Ele me olha. "Hayley, você é boa no que faz e eu me viro. Vou deixar o Shane responsável pela sua mesa enquanto você tira uma folga", afirma. "Não gosto de onde isso vai dar. O Harvey mencionou que haverá uma grande festa de família umas duas semanas antes do Natal. Por que você não tira esse tempo e passa três semanas com sua família?"
Eu o encaro de volta.
Eu não quero ir para casa.
"Senhor, eu realmente não...", mas ele me corta, levantando a mão e balançando a cabeça. "Hayley, você vai tirar essa folga. Você merece. E, além disso, quem não quer estar perto da família no Natal?" Ele diz com um toque de tristeza na voz.
Eu balanço a cabeça. "Se o senhor tem certeza, posso levar parte do trabalho comigo. O senhor tem meu e-mail", digo, mas ele nega com a cabeça novamente. "Não será necessário, Hayley. Você vai passar as festas com sua família. Quando voltar, nós resolvemos tudo", diz ele.
"Tudo bem, obrigada, senhor", digo e me levanto da cadeira.
Saio da sala e vou direto para a minha mesa, onde o Shane está esperando.
"Oi, gata, o que o chefão queria?", ele pergunta.
"Aparentemente, eu preciso tirar uma folga e passar esse tempo com minha família", digo, com um tom sarcástico.
Shane me olha por um momento. "Amor, essa é uma ideia brilhante. Você pode voltar para casa, ver sua mãe e ter certeza de que está tudo bem com ela. Eu garanto que tudo corra bem aqui. Você também pode contar a ela sobre nós", diz ele com um sorriso.
Minha loba, Raina, rosna. "Nem pensar", diz ela. Ela tem implicado com o Shane nos últimos cinco meses, desde que fomos morar juntos.

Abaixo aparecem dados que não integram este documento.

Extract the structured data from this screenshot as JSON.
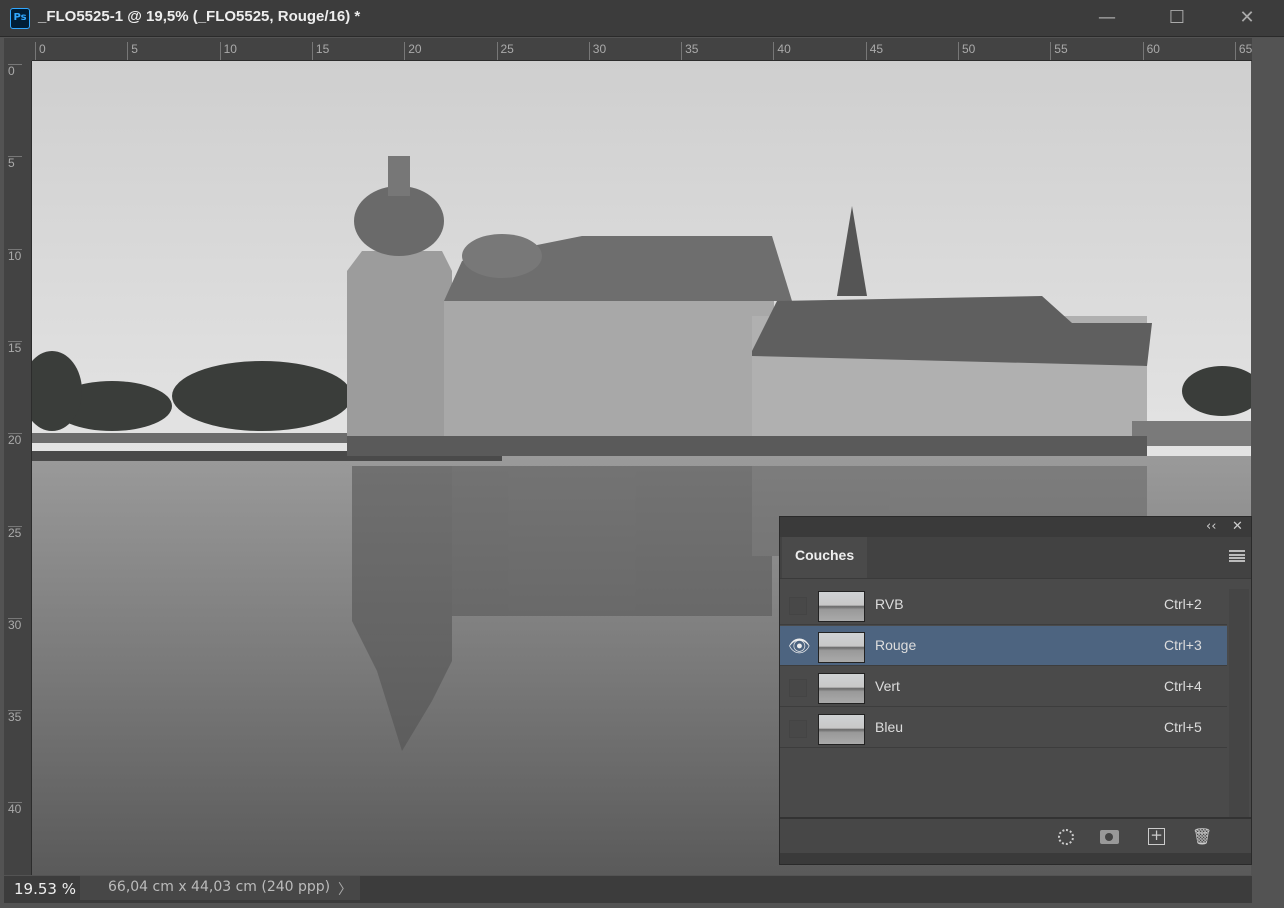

Sorrio para ele. "Tem certeza de que consegue lidar com as finanças do chefe? A maioria precisará da minha assinatura, mas sei que minha mãe tem uma impressora e um scanner em casa. Você pode me mandar por e-mail e eu envio de volta para você", digo.
Shane sorri. "Bom, então está resolvido. Quando você vai? Quero te levar para jantar", diz ele.
"Daqui a três semanas", respondo.
Shane fica mais um pouco, mas vai embora assim que a Maxine chega com mais uma leva de formulários para eu processar.
Assim que os dois saem, volto ao trabalho.
Acho que vou mesmo voltar para casa, para o bando, por três semanas.
"Talvez encontremos nosso parceiro", diz Raina na minha cabeça.
Não digo nada.
A ideia de ter um parceiro me agrada, mas já me machuquei no passado por causa de um lobo do bando. Só espero conseguir lidar com a volta para casa, com minha mãe e meus irmãos, e também espero que ele não esteja lá.